Les chercheurs ont mesuré chez chaque enfant la concentration de cet oligo-élément dans l'eau du robinet de la résidence, tandis que la quantité absorbée a été estimée au moyen d'un questionnaire. Parallèlement, chaque enfant a subi une série de tests portant sur les capacités cognitives, la motricité et les comportements.
La diminution du QI est très significative
Maryse Bouchard, du Centre de recherche interdisciplinaire sur la biologie, la santé et l'environnement de l'Université du Québec à Montréal, a déclaré :
"une diminution très significative du quotient intellectuel des enfants a été observée en lien avec la présence de manganèse dans l'eau potable, et cela à des concentrations de manganèse actuellement considérées comme faibles et sans risque pour la santé".

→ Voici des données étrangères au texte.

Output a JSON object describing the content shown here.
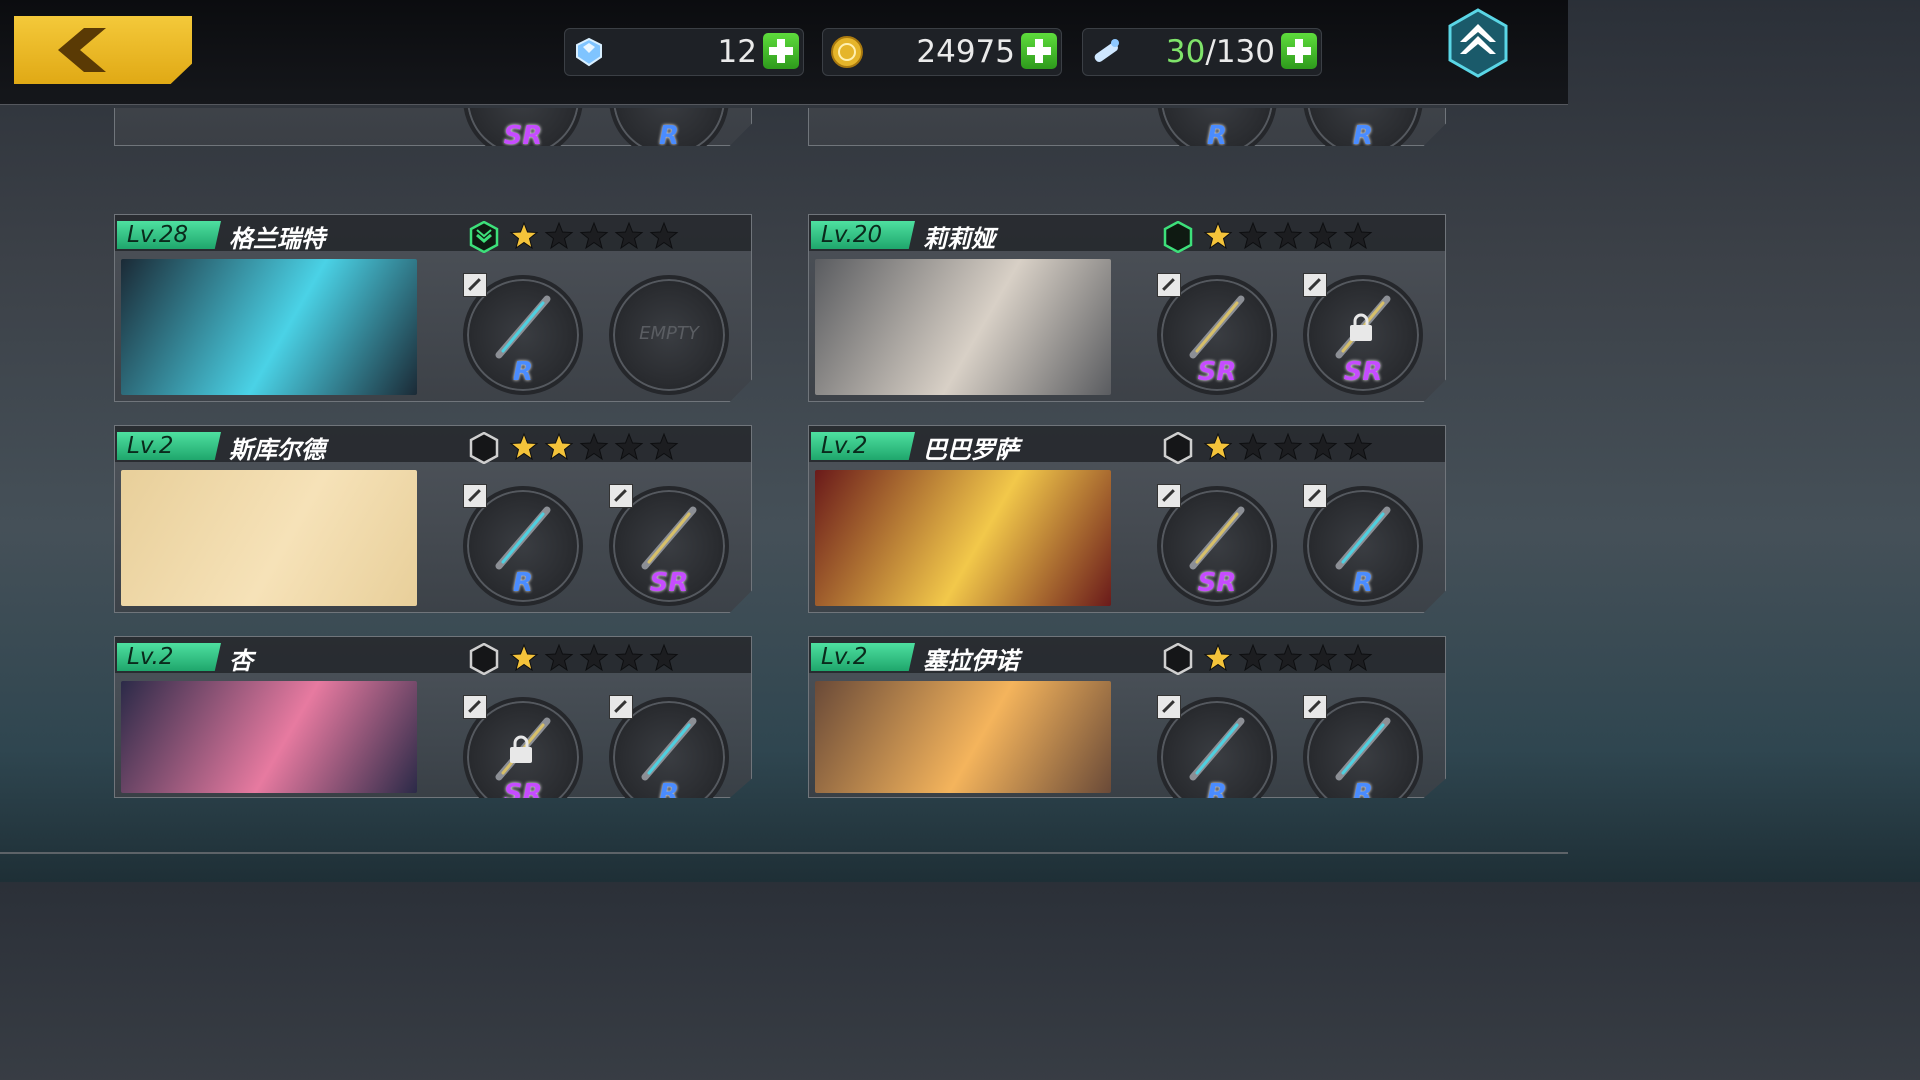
{
  "resources": {
    "gems": {
      "icon": "gem-icon",
      "value": "12"
    },
    "coins": {
      "icon": "coin-icon",
      "value": "24975"
    },
    "stamina": {
      "icon": "stamina-icon",
      "current": "30",
      "separator": "/",
      "max": "130"
    }
  },
  "top_cards": [
    {
      "slots": [
        {
          "rank": "SR"
        },
        {
          "rank": "R"
        }
      ]
    },
    {
      "slots": [
        {
          "rank": "R"
        },
        {
          "rank": "R"
        }
      ]
    }
  ],
  "characters": [
    {
      "level": "Lv.28",
      "name": "格兰瑞特",
      "rank_badge": "up",
      "stars": 1,
      "slots": [
        {
          "rank": "R",
          "weapon": "scythe",
          "locked": false
        },
        {
          "empty": "EMPTY"
        }
      ]
    },
    {
      "level": "Lv.20",
      "name": "莉莉娅",
      "rank_badge": "green",
      "stars": 1,
      "slots": [
        {
          "rank": "SR",
          "weapon": "gauntlet",
          "locked": false
        },
        {
          "rank": "SR",
          "weapon": "gauntlet",
          "locked": true
        }
      ]
    },
    {
      "level": "Lv.2",
      "name": "斯库尔德",
      "rank_badge": "none",
      "stars": 2,
      "slots": [
        {
          "rank": "R",
          "weapon": "staff",
          "locked": false
        },
        {
          "rank": "SR",
          "weapon": "scepter",
          "locked": false
        }
      ]
    },
    {
      "level": "Lv.2",
      "name": "巴巴罗萨",
      "rank_badge": "none",
      "stars": 1,
      "slots": [
        {
          "rank": "SR",
          "weapon": "blades",
          "locked": false
        },
        {
          "rank": "R",
          "weapon": "fish",
          "locked": false
        }
      ]
    },
    {
      "level": "Lv.2",
      "name": "杏",
      "rank_badge": "none",
      "stars": 1,
      "slots": [
        {
          "rank": "SR",
          "weapon": "hook",
          "locked": true
        },
        {
          "rank": "R",
          "weapon": "cane",
          "locked": false
        }
      ]
    },
    {
      "level": "Lv.2",
      "name": "塞拉伊诺",
      "rank_badge": "none",
      "stars": 1,
      "slots": [
        {
          "rank": "R",
          "weapon": "trident",
          "locked": false
        },
        {
          "rank": "R",
          "weapon": "sword",
          "locked": false
        }
      ]
    }
  ],
  "colors": {
    "accent_green": "#2fc27f",
    "star_gold": "#f4c33a",
    "gem_blue": "#6fb8ff",
    "rank_r": "#4a8cff",
    "rank_sr": "#c64cff"
  }
}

20 % d'enfants, dont la concentration était la plus élevée, avaient en moyenne un quotient intellectuel de six points inférieur aux enfants dont l'eau ne contenait pas de manganèse.
Il existe des solutions pour retenir le manganèse
Certaines municipalités concernées par cette étude ont déjà installé des filtres qui retiennent le manganèse. Un chercheur, Benoit Barbeau de la chaire de l'eau potable à l'École Polytechnique de Montréal, conseille l'installation de filtres domestiques contenant un mélange de résine et de charbon actif, qui réduisent la concentration de manganèse de 60 à 100 %. Les chercheurs proposent aussi l'établissement de normes nationales et internationales limitant la présence de manganèse dans l'eau potable.